Como se o soubesse, o meu pai ia saudando quase todas as pessoas com quem nos cruzávamos.
— Que tal, meu rapaz? — perguntou a um miúdo com rabo de cavalo e ar astuto que assentiu com a cabeça.
— Olá, minha senhora! — disse, saudando uma anciã que lhe respondeu com um leve sorriso.
Sentia-me tão envergonhada como se tivesse quinze anos. Não há nada como a rua principal da nossa terra natal para nos fazer reviver novamente todas essas inseguranças que ficaram lá atrás há muito tempo. Principalmente quando estamos a passear por elas na companhia de um pai com demência completamente imprevisível.
— É por aqui, pai — disse-lhe, pois estava a ir na direção contrária.
— O quê? —perguntou-me, sorrindo distraído.
— O Rowe é por aqui. — disse-lhe — Queres um bolo de lá, não queres? São os teus favoritos.
— Sim, sim! — respondeu-me, repetinamente ágil.
Começámos a subir por Causeway Head. Penzance, como de costume, estava repleta de pessoas mal-humoradas, mães adolescentes e jovens jogadores de rugby. Um mendigo, sentado no chão, fumava um cachimbo enquanto o seu cão descansava num pedaço de cartão próximo dele.
E foi então que, por fim, o meu pai decidiu chamar a atenção de alguém. Lançou uma das suas muitas saudações cuja finalidade era persuadir a outra pessoa a aproximar-se para conversar. Desta vez, era um homem da sua idade, com as bochechas coradas fruto das horas passadas no bar. O meu pai estava bastante emocionado e perguntou:
— Tudo bem, Stevie? Como estás?
— Oh, muito bem! — respondeu o homem, sorrindo. De perto, podiam ver-se as veias que saltavam das suas bochechas.
— E tu como estás, Peter?
— Estou ótimo! — respondeu o meu pai — Venho com uma das minhas filhas.
Apontou para mim, como se o homem não me conseguisse ver, mesmo ali ao lado.
— Olá! — disse-me Stevie.
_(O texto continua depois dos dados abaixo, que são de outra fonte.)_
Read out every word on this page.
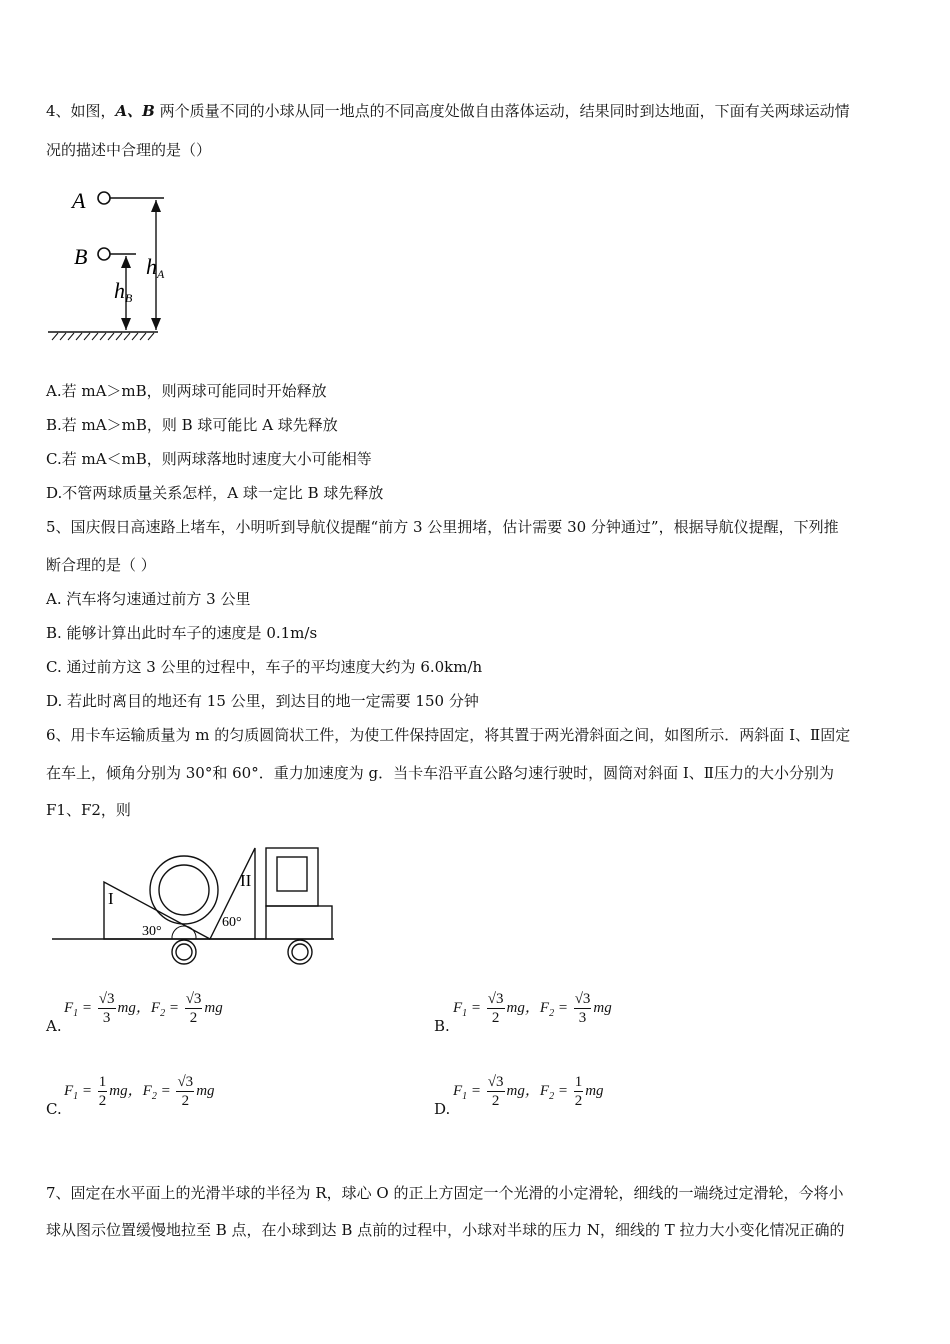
4、如图，A、B 两个质量不同的小球从同一地点的不同高度处做自由落体运动，结果同时到达地面，下面有关两球运动情
况的描述中合理的是（）
A
B	hA
hB
A.若 mA＞mB，则两球可能同时开始释放
B.若 mA＞mB，则 B 球可能比 A 球先释放
C.若 mA＜mB，则两球落地时速度大小可能相等
D.不管两球质量关系怎样，A 球一定比 B 球先释放
5、国庆假日高速路上堵车，小明听到导航仪提醒“前方 3 公里拥堵，估计需要 30 分钟通过”，根据导航仪提醒，下列推
断合理的是（ ）
A. 汽车将匀速通过前方 3 公里
B. 能够计算出此时车子的速度是 0.1m/s
C. 通过前方这 3 公里的过程中，车子的平均速度大约为 6.0km/h
D. 若此时离目的地还有 15 公里，到达目的地一定需要 150 分钟
6、用卡车运输质量为 m 的匀质圆筒状工件，为使工件保持固定，将其置于两光滑斜面之间，如图所示．两斜面 I、Ⅱ固定
在车上，倾角分别为 30°和 60°．重力加速度为 g．当卡车沿平直公路匀速行驶时，圆筒对斜面 I、Ⅱ压力的大小分别为
F1、F2，则
I
II
30°
60°
A.
$F_1 = \frac{√3}{3}$ mg，$F_2 = \frac{√3}{2}$ mg
B.
$F_1 = \frac{√3}{2}$ mg，$F_2 = \frac{√3}{3}$ mg
C.
$F_1 = \frac{1}{2}$ mg，$F_2 = \frac{√3}{2}$ mg
D.
$F_1 = \frac{√3}{2}$ mg，$F_2 = \frac{1}{2}$ mg
7、固定在水平面上的光滑半球的半径为 R，球心 O 的正上方固定一个光滑的小定滑轮，细线的一端绕过定滑轮，今将小
球从图示位置缓慢地拉至 B 点，在小球到达 B 点前的过程中，小球对半球的压力 N，细线的 T 拉力大小变化情况正确的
A sua expressão era subtilmente divertida e eu perguntava-me se realmente conheceria, ou não, o meu pai.
— Olá! — respondi-lhe, embora na realidade só pensasse em desaparecer dali, em ir buscar o meu bolo e em como não me apetecia nada ficar a conversar com aquele velho conhecido do meu pai.
— Veio de Londres, não é verdade? — disse o meu pai.
— Sim, cheguei ontem à noite de comboio — comentei. Era tudo o que estava disposta a dizer.
— É jornalista — informou o meu pai.
— Ah, que bom! — observou Stevie.
Eu assenti com a cabeça.
— É a editora do jornal The Times! — continuou o meu pai, cheio de orgulho — Nada menos do que editora do The Times!
Stevie abriu os olhos com surpresa e deixou escapar um assobio.
— Isso é fantástico! — comentou.
— Hum... Não... — respondi, corando — Trabalhei lá, mas não sou a editora.
— Ainda assim... — disse Steve, olhando-me nos olhos.
Nesse momento, percebi que, sem dúvida, ele conhecia o meu pai.
— Jornalista em Londres não é pouco! É fantástico.
— Obrigada... — respondi — Foi um prazer conhece-lo, mas agora temos de ir.
Agarrei o meu pai pelo braço e puxei-o para que viesse comigo, apesar de não mostrar muita vontade.
— Anda, vamos que temos de ir comprar o almoço... — implorei-lhe.
Esperei que Stevie estivesse a uma distância prudente para o repreender:
— Pai, não podes andar por aí a dizer isso às pessoas e deixas-me numa situação muito desconfortável.
Mas, pela sua parte, o meu pai adiantou-se e começou de novo a levantar a mão, saudando outra pessoa que estava no passeio em frente.